NMR and infrared spectra for deprotonated and protonated GTP. A and D, geometries of (A) deprotonated and (D) γ-protonated GTP. Shown are the crystal structures of (A) Ras·GTP (1QRA.pdb) and (D) Ras·GppNHp (4RSG.pdb) in color and the dynamics of the substrate in the QM/MM optimized snapshots (gray sticks). The γ-GTP proton sampled the crystal structure (black asterisk), an O–Pγ–O–H torsion angle of 0° (orange asterisk) and 180° (cyan asterisk). B, calculated ³¹P NMR spectra match the experimental spectra for deprotonated GTP, with Pβ being most shielded, followed by Pα and Pγ, respectively.
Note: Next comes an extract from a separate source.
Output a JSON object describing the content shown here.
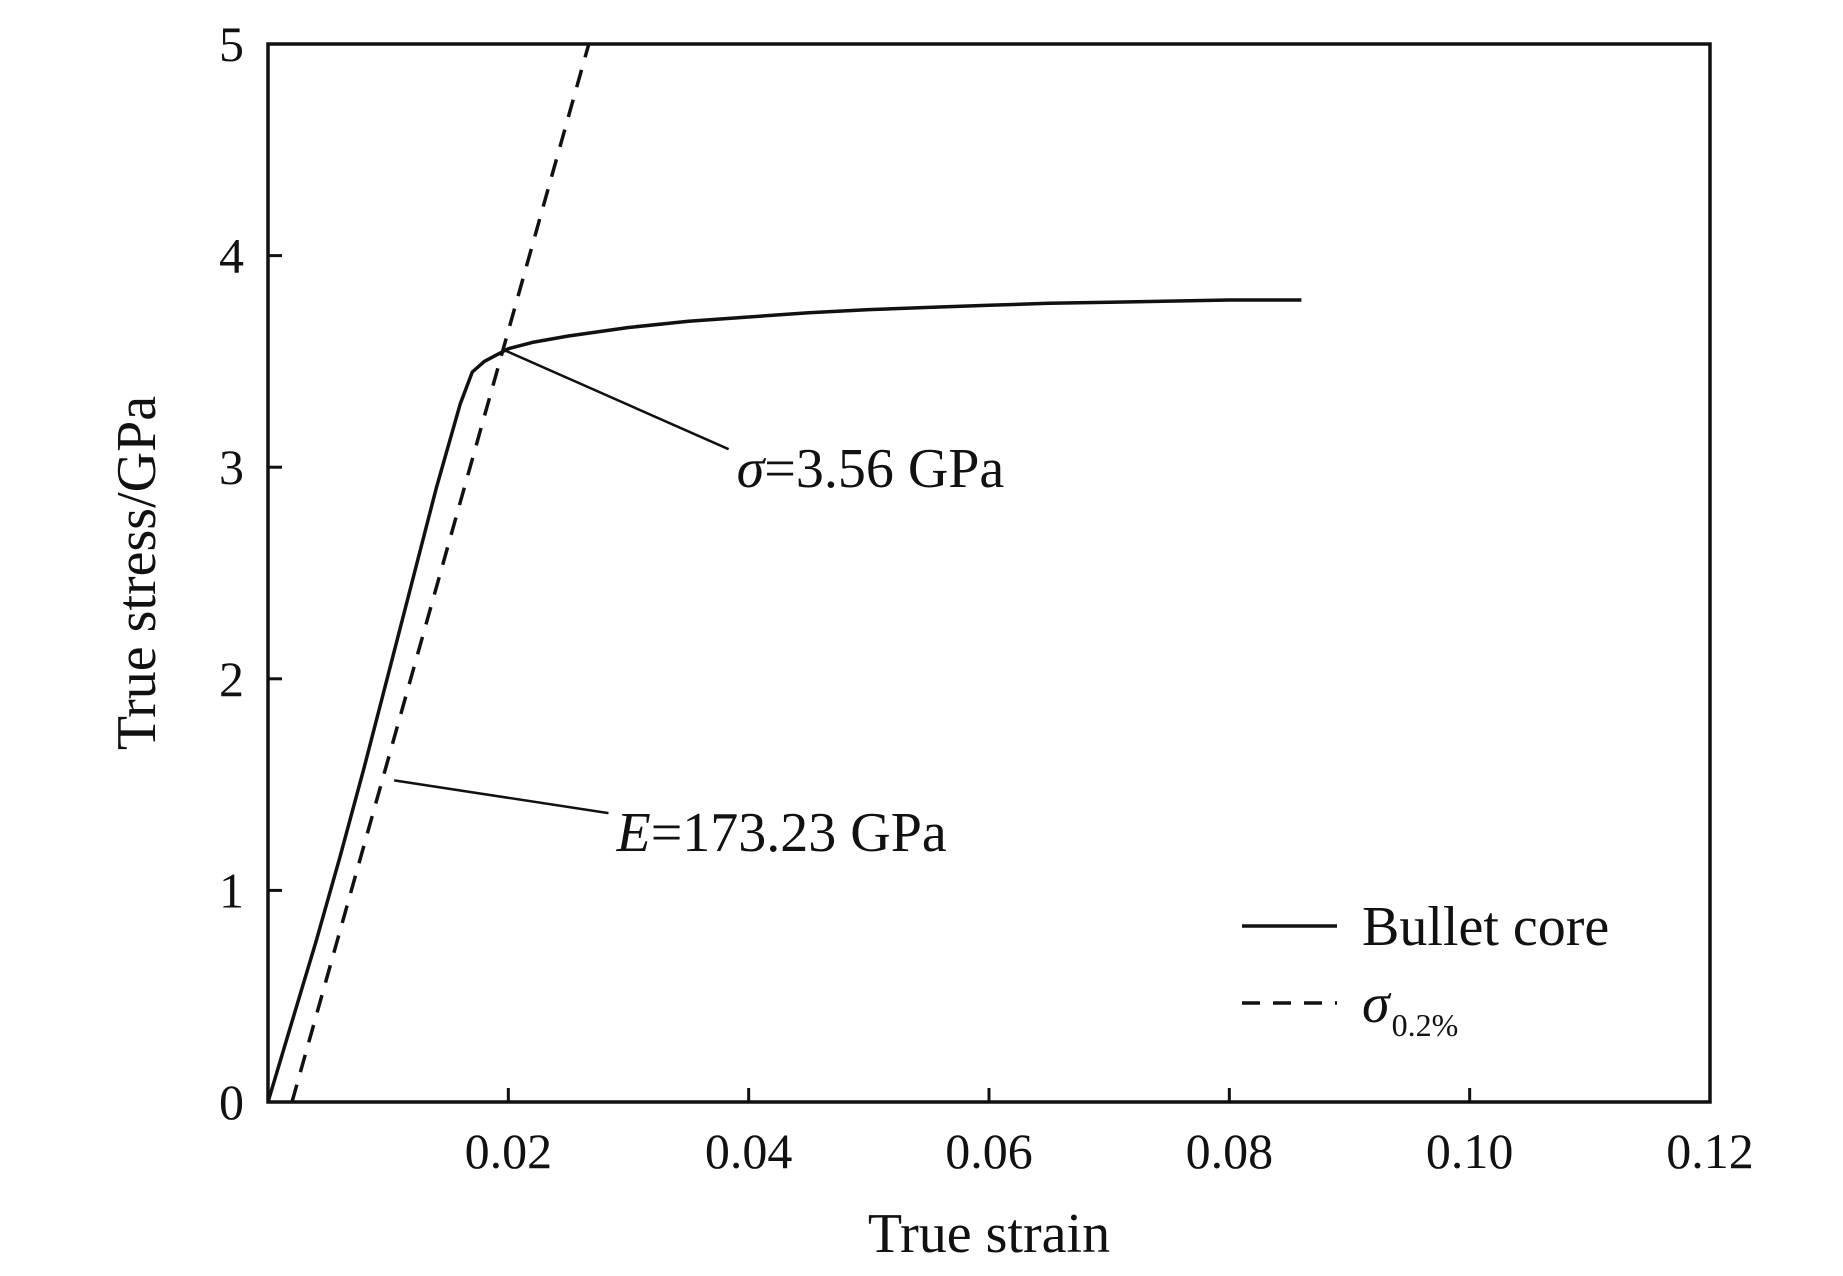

E, this was not the case for protonated GTP. C and F, the same applies for infrared spectra of deprotonated (C) and protonated (F) GTP. Therefore, GTP was most likely deprotonated in the experiments. Error bars depict the mean ± S.E. from each 15 independent calculations.

Figure 5.

NMR and IR spectra for GTP protonation on all possible sites. We calculated NMR and IR spectra for fully deprotonated phosphate groups and every possible protonation (γ1/γ2/γ3, β1/β2/, α1/α2; atom names match those in Fig. 1) of GTP bound to Ras (M06/6–31G*) from the crystal structure 1QRA.pdb. Results for deprotonated GTP and γ2 protonated GTP agree well to the values calculated from 15 QM/MM snapshots. Most significant deviations from experimental values are indicated by red circles. NMR spectra show significant deviations for γ protonation and α protonation. IR spectra show significant deviations for every kind of protonation, indicating fully deprotonated triphosphate was present in the experiments.

Figure 6.

Calculation of GTP, GppNHp, and GppCH₂p protonation. A and B, we calculated protonated and deprotonated NMR (A) and IR spectra (B) of Ras·GTP, Ras·GppNHp, and Ras·GppCH₂p. The depicted γ protonations correspond to γ2 in Fig. 1 similarly to Ref. . Protonation always caused deviation from the experimental values. Protonated Ras·GppCH₂p always deprotonated during the calculations (asterisks).